His NEJM letter sounds another reassuring note. Between March and June 2020, it was reported that only 15 children, 10 preschool teachers and 20 school teachers were admitted to the intensive care units due to COVID-19 complications. The authors noted that 69 children aged 1 to 16 years to any cause in Sweden during the same period, compared to 65 between November 2019 and February 2020, indicating that the pandemic did not lead to an increase in child deaths.

But the emails Malmberg received show that Ludvigsson wrote to Tegnell in July 2020: ‘Unfortunately, we see a clear indication of excessive mortality among children aged 7 to 16, at the ages where’ children went to school. ‘up to and including 2019, an average of 30.4 children in the age group died in the four spring months; in 2020, 51 children in that age group will die, “= excessive deaths + 68%,” Ludvigsson wrote. The increase could be a surge, he wrote, especially since the numbers are small.
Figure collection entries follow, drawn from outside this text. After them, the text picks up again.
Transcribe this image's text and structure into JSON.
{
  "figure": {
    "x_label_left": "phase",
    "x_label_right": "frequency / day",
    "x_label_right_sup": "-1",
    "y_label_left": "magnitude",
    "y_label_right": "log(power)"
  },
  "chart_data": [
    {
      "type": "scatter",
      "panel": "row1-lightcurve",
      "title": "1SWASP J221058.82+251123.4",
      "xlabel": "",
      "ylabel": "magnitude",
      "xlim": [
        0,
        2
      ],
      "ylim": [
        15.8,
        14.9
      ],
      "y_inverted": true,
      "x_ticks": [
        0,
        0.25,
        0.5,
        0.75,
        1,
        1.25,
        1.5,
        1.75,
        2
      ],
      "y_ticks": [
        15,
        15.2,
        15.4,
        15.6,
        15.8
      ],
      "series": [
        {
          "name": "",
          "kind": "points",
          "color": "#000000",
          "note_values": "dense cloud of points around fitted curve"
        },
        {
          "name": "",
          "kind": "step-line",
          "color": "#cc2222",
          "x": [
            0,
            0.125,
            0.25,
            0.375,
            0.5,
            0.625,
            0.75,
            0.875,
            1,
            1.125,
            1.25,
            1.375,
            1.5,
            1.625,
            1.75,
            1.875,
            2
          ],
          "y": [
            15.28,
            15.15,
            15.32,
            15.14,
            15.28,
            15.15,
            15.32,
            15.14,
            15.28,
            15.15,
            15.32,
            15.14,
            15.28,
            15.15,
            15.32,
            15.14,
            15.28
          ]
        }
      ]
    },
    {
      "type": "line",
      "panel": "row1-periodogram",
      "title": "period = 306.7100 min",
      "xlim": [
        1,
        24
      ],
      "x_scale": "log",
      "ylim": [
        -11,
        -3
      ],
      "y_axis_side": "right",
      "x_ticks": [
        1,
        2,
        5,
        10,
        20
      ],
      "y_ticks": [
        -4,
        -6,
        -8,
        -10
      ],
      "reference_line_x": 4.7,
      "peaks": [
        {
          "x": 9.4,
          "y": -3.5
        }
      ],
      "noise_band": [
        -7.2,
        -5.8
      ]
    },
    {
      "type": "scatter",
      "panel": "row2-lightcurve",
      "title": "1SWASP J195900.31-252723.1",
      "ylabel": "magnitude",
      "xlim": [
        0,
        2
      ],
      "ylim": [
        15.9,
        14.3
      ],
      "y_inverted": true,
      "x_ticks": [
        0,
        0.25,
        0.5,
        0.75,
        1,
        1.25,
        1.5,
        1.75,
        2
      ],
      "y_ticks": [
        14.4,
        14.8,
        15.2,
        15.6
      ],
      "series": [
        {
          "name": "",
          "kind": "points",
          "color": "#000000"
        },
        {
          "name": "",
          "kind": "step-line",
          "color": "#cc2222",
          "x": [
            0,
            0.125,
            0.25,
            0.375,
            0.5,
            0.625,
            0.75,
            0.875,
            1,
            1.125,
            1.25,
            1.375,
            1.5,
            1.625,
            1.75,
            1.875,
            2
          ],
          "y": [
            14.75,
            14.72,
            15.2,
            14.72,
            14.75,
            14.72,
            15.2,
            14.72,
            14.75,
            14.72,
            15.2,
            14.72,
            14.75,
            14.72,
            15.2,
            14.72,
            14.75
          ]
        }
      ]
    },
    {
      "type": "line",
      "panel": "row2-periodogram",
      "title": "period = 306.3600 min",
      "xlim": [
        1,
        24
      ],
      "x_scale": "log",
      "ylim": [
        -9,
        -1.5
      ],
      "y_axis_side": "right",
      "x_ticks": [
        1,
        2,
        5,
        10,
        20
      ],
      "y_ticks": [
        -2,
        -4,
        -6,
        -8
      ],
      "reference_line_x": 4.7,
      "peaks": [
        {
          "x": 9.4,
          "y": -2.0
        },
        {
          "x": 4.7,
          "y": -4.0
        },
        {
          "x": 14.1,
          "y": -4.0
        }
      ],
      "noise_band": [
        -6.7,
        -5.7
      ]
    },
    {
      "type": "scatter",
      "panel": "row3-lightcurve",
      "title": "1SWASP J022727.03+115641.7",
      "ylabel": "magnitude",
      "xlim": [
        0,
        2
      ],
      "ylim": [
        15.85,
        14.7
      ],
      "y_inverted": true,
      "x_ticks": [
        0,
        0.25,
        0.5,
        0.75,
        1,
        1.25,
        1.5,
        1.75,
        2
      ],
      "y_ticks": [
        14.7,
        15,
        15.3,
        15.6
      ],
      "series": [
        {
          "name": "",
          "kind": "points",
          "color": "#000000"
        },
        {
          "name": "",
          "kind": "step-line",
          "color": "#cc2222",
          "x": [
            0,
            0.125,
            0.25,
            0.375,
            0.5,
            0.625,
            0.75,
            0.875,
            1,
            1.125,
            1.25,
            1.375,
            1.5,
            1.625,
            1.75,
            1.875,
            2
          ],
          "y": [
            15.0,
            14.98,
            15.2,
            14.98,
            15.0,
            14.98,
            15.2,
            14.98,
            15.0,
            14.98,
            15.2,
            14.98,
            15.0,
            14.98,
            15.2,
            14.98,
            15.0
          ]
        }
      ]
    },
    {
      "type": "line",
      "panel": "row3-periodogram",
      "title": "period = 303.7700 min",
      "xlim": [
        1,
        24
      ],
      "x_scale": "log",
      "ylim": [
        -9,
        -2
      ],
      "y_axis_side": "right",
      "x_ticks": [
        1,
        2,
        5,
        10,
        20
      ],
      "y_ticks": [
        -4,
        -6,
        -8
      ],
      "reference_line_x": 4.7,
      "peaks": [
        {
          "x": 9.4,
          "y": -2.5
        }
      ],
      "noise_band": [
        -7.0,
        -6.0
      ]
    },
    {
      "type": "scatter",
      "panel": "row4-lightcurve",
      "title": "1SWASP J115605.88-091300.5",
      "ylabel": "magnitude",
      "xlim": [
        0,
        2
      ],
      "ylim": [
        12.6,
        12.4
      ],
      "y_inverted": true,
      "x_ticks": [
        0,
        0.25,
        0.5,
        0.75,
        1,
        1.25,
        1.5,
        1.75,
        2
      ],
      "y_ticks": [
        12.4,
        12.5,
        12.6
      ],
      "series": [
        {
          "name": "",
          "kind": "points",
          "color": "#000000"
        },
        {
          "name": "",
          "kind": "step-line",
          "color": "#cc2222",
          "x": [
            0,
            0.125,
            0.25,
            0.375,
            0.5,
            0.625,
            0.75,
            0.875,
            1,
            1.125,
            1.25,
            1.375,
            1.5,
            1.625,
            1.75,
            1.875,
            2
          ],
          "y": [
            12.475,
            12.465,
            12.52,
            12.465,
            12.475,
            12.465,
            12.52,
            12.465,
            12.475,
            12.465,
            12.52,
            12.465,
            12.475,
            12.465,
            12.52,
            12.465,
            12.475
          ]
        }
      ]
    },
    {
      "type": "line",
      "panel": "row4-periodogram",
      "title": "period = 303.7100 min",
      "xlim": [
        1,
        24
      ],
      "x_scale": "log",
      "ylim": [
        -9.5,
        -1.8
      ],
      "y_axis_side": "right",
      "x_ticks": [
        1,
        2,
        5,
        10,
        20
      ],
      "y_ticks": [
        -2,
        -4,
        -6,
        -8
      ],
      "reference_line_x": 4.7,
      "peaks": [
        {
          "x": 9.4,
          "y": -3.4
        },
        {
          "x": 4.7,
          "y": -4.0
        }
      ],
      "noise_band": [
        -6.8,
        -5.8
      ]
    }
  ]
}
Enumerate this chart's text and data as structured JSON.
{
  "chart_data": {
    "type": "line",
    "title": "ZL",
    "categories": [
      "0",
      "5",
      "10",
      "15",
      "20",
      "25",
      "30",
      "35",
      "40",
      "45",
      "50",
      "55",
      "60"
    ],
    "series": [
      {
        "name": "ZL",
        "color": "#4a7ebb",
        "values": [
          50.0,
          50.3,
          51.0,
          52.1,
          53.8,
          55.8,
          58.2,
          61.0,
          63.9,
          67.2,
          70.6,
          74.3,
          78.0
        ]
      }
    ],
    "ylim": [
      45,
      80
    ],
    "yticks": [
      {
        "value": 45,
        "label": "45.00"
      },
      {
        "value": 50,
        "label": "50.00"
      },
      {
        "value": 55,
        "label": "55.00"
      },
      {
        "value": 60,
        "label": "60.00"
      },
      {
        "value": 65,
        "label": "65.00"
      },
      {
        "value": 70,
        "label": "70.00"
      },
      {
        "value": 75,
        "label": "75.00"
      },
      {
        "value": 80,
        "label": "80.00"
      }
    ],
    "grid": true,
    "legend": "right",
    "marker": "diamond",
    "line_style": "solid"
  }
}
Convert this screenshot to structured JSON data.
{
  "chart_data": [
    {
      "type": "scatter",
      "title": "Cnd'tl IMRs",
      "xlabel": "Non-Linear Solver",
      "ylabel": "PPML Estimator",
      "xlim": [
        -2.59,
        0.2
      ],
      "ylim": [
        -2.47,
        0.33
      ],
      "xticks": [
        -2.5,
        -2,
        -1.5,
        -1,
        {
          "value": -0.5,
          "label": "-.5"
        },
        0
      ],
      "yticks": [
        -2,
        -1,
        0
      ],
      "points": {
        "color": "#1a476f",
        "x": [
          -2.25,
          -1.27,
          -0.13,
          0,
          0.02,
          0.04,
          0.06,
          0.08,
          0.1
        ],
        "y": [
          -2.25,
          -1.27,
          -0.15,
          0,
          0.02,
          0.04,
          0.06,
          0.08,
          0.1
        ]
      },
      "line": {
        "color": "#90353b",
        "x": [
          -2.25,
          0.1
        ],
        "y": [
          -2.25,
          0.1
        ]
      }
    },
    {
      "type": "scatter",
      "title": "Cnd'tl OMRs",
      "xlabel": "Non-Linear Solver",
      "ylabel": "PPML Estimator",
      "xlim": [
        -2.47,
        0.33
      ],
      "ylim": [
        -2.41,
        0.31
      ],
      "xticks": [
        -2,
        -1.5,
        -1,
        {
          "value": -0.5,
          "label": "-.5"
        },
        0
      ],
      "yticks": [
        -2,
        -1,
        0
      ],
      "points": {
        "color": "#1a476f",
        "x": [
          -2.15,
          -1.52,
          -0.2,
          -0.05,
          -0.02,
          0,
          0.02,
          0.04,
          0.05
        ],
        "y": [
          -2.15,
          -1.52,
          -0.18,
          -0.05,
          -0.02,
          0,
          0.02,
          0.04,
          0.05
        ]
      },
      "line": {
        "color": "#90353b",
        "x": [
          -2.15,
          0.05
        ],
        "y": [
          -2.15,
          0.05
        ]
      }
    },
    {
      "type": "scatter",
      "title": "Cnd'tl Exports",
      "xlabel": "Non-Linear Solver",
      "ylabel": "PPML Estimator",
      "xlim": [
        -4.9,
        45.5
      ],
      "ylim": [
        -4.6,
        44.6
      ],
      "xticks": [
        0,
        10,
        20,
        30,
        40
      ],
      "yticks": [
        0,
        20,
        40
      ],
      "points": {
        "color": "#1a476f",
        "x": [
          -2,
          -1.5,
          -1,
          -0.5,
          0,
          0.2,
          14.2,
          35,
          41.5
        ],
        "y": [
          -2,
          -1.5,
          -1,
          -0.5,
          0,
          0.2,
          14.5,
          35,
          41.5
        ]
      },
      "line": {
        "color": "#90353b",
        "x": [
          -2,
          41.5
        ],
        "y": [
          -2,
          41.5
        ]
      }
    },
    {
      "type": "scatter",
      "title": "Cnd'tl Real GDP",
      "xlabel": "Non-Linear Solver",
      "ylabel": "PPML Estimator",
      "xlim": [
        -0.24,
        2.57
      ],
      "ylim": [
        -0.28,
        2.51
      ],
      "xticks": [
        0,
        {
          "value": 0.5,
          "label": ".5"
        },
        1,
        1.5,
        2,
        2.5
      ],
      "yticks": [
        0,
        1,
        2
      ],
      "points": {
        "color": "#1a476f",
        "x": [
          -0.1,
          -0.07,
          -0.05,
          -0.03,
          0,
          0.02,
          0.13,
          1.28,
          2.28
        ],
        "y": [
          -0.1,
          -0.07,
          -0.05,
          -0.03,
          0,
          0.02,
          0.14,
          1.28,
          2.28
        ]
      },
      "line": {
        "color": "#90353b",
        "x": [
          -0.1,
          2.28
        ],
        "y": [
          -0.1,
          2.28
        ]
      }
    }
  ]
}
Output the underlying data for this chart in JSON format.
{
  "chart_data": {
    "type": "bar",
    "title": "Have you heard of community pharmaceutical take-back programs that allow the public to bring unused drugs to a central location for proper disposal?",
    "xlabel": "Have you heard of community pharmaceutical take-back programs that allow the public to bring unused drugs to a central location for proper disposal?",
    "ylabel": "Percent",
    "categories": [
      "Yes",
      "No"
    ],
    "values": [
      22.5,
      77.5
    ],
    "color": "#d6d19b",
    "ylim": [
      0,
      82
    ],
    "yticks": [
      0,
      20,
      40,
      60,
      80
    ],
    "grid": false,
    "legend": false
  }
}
Mortality in 1- to 6-year-olds was below average in the same period, and the combination of the age groups helped the increase, he noted.

The e-mails “cast a serious shadow on the research letter, Malmberg writes in an e-mail NEJM. (The magazine did not want to comment on her complaint.) Epidemiologist Jonas Björk from Lund University agrees that the time comparison used in the newspaper was unusual. “I can see no good reason to compare with previous months,” he says. “It is standard to compare with the same period in previous years” to offset the seasonality and reduce the statistical uncertainty.

Ludvigsson tells Science a peer reviewer for NEJM suggested the comparison with deaths in November to February, and that he summarized the numbers for preschool and school children as a result of the number NEJMlength requirements. As part of his March 1 response to the published criticism, he updated the supplementary data of the paper with the monthly deaths from 2015 to 2020, but did not notice the 68% increase in school-going children.

The increase in mortality is probably not simply due to COVID-19, Björk notes. Although Sweden tested very few children in the early months of the pandemic, fatal cases of COVID-19 would probably have appeared somewhere in the healthcare system. “This should, of course, be ruled out by investigating more causes of death and medical records,” he says. And Björk agrees that the increase may be due to coincidence.

The death toll sets aside, critics say the NEJM letter was just not very helpful in the heated debate over school closures. The biggest concern is not that children could end up in intensive care, but that schools could accelerate the spread of the community, says Antoine Flahault, a global health expert at the University of Geneva and co-author of one of the critiques in NEJM. Nisha Thampi, a physician for infectious children at the CHEO Pediatric Health and Research Center in Ottawa, Canada, agrees. The newspaper does not tell me much about what happens to children in schools, she says.

The arguments over whether schools are ‘safe’ have delayed efforts to find ways to reduce the risk of viral spread in classrooms and corridors, says Flahault – who is the key to keeping schools open and the virus beneath to control.